En clinique, dans les deux tiers des cas, cette chirurgie donne lieu à un dépassement d’honoraire dont le montant moyen au niveau national (223,90 €) équivaut environ à 125 % du tarif fixé par la Sécurité sociale pour cet acte (181,30 €). Ainsi, en moyenne au niveau national ce sont 405,20 euros qui sont facturés, dont 223,90 euros à la charge du patient et/ou des complémentaires santé.
Les dépassements d’honoraires peuvent être beaucoup plus élevés dans certaines régions, les grandes agglomérations notamment. Comptez par exemple 466,10 € (260% de dépassements) en moyenne en Seine-Saint-Denis, 421,70 € à Paris (233%), 361,10 € à Lyon (199%) ou encore 308 € (170%) à Strasbourg.
Un tarif qui peut atteindre près de 1 400 €
Cene sont là que des moyennes. Certains n’hésitent pas à pratiquer des tarifs nettement plus élevés. Dans les 10 départements les plus chers de France, les champions du dépassement sont susceptibles de facturer l’intervention, 500, 800 voire jusqu’à 1200 €. Comparez à ces excès, le tarif demandé à Marguerite (200 € de dépassements sur l’acte de chirurgie + 80 € pour l’anesthésie) peut sembler dérisoire.
Sauf qu’elle bénéficie d’une maigre retraite (690 €/mois) et dispose d’un contrat de complémentaire santé qui ne couvre pas les dépassements d’honoraires (sa complémentaire lui coûte près de 70 € par mois). « Sortir 280 € en un coup, c’est un peu compliqué pour moi », indique-t-elle.
Pour le Conseil national de l’Ordre des médecins, « s’il peut déterminer librement ses honoraires, [le spécialiste en secteur 2] doit le faire avec tact et mesure en tenant compte de la situation financière du patient et éventuellement de circonstances particulières. Quatre éléments peuvent permettre au médecin de mesurer et de justifier le tarif des honoraires demandés : les capacités financières du patient, le temps passé et la complexité de l’acte, la notoriété, les exigences éventuelles du patient ».

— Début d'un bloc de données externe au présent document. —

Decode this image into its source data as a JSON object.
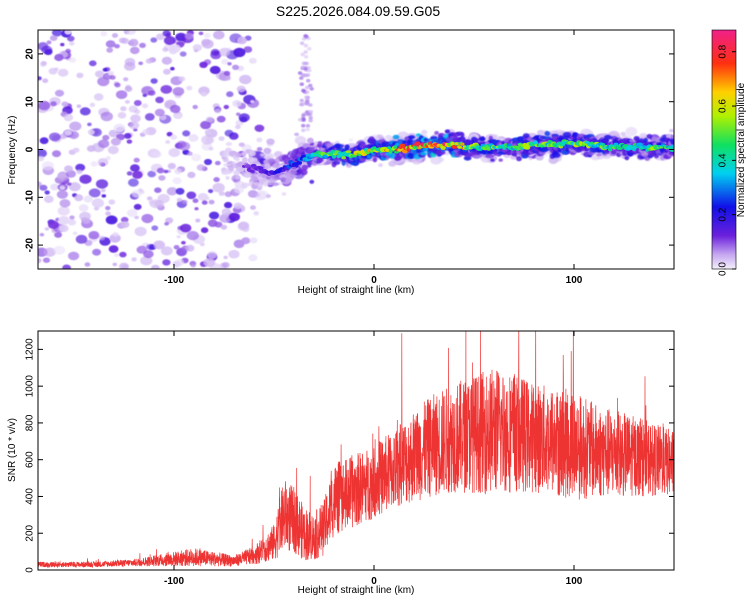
{
  "title": "S225.2026.084.09.59.G05",
  "colors": {
    "line": "#ee3333",
    "low_density": "#d9c4f5",
    "mid_density": "#7b2ee0",
    "core": "#1f10d8"
  },
  "chart_data": [
    {
      "type": "heatmap",
      "xlabel": "Height of straight line (km)",
      "ylabel": "Frequency (Hz)",
      "xlim": [
        -168,
        150
      ],
      "ylim": [
        -25,
        25
      ],
      "xticks": [
        -100,
        0,
        100
      ],
      "yticks": [
        -20,
        -10,
        0,
        10,
        20
      ],
      "colorbar": {
        "label": "Normalized spectral amplitude",
        "range": [
          0,
          0.88
        ],
        "ticks": [
          "0.0",
          "0.2",
          "0.4",
          "0.6",
          "0.8"
        ],
        "colormap": "rainbow (violet-blue-cyan-green-yellow-red-magenta)"
      },
      "ridge": {
        "x": [
          -70,
          -60,
          -50,
          -40,
          -30,
          -20,
          -10,
          0,
          10,
          20,
          30,
          40,
          50,
          60,
          70,
          80,
          90,
          100,
          110,
          120,
          130,
          140,
          150
        ],
        "freq": [
          -3,
          -4,
          -5,
          -3,
          -1,
          -1,
          -1,
          0,
          0,
          0.5,
          1,
          1,
          0.5,
          0.5,
          0.5,
          1,
          1,
          1.5,
          1,
          0.5,
          0.5,
          0.5,
          0.5
        ],
        "amplitude": [
          0.1,
          0.15,
          0.2,
          0.3,
          0.45,
          0.6,
          0.65,
          0.7,
          0.75,
          0.8,
          0.85,
          0.8,
          0.6,
          0.55,
          0.55,
          0.6,
          0.55,
          0.6,
          0.55,
          0.5,
          0.45,
          0.55,
          0.45
        ]
      }
    },
    {
      "type": "line",
      "xlabel": "Height of straight line (km)",
      "ylabel": "SNR (10 * v/v)",
      "xlim": [
        -168,
        150
      ],
      "ylim": [
        0,
        1300
      ],
      "xticks": [
        -100,
        0,
        100
      ],
      "yticks": [
        0,
        200,
        400,
        600,
        800,
        1000,
        1200
      ],
      "envelope": {
        "x": [
          -168,
          -140,
          -120,
          -100,
          -90,
          -80,
          -70,
          -60,
          -50,
          -45,
          -40,
          -35,
          -30,
          -25,
          -20,
          -10,
          0,
          10,
          20,
          30,
          40,
          50,
          60,
          70,
          80,
          90,
          100,
          110,
          120,
          130,
          140,
          150
        ],
        "mean": [
          30,
          30,
          40,
          60,
          70,
          60,
          50,
          80,
          150,
          300,
          270,
          200,
          180,
          230,
          380,
          430,
          480,
          550,
          620,
          680,
          720,
          740,
          760,
          750,
          720,
          700,
          680,
          650,
          630,
          620,
          600,
          580
        ],
        "spread": [
          15,
          15,
          20,
          40,
          50,
          40,
          30,
          50,
          100,
          200,
          180,
          150,
          130,
          150,
          200,
          200,
          200,
          220,
          250,
          280,
          300,
          320,
          350,
          330,
          300,
          300,
          300,
          260,
          240,
          220,
          200,
          180
        ]
      }
    }
  ]
}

Dépassements d’honoraires et frais illégaux
Le praticien aurait donc pu proposer à Marguerite un tarif plus adapté à ses ressources. Il ne l’a pas fait. De fait, le prix proposé est celui qu’il pratique habituellement, peut-on constater sur le site de l’Assurance maladie où les tarifs des spécialistes de secteur 2 sont consultables. Modérer ses tarifs ? Le chirurgien a trouvé une solution plus maligne pour faciliter la vie de ses patients sans le sou : l’étalement du paiement. « Une amie m’a dit que je pouvais demander des facilités de paiement. J’ai finalement réglé en trois fois », soupire Marguerite.
Son sentiment sur cette première confrontation avec un médecin de secteur 2 ? L’agacement est contenu. « Je ne sais pas trop. On se trouve impuissant ! C’est impossible de juger si ce tarif est justifié ou non. Il faut croire que la Sécu ne rembourse pas assez. Je trouve la facture quand même un peu élevée pour une intervention de 30 minutes ».
Cerise sur le gâteau, en plus des dépassements du chirurgien et de l’anesthésiste, la clinique lui a imposé 10 € de frais administratifs. Une pratique tout à fait illégale si elle ne fait pas l’objet d’un consentement explicite préalable du patient, pratique dénoncée depuis plusieurs années par de nombreuses associations dont le CISS, l’UFC-Que Choisir et l’Assurance maladie.
* Le prénom a été modifié.
** Chaque mois, 66 Millions d’IMpatients se fait l’écho d’une expérience vécue par un ou plusieurs usagers du système de soins.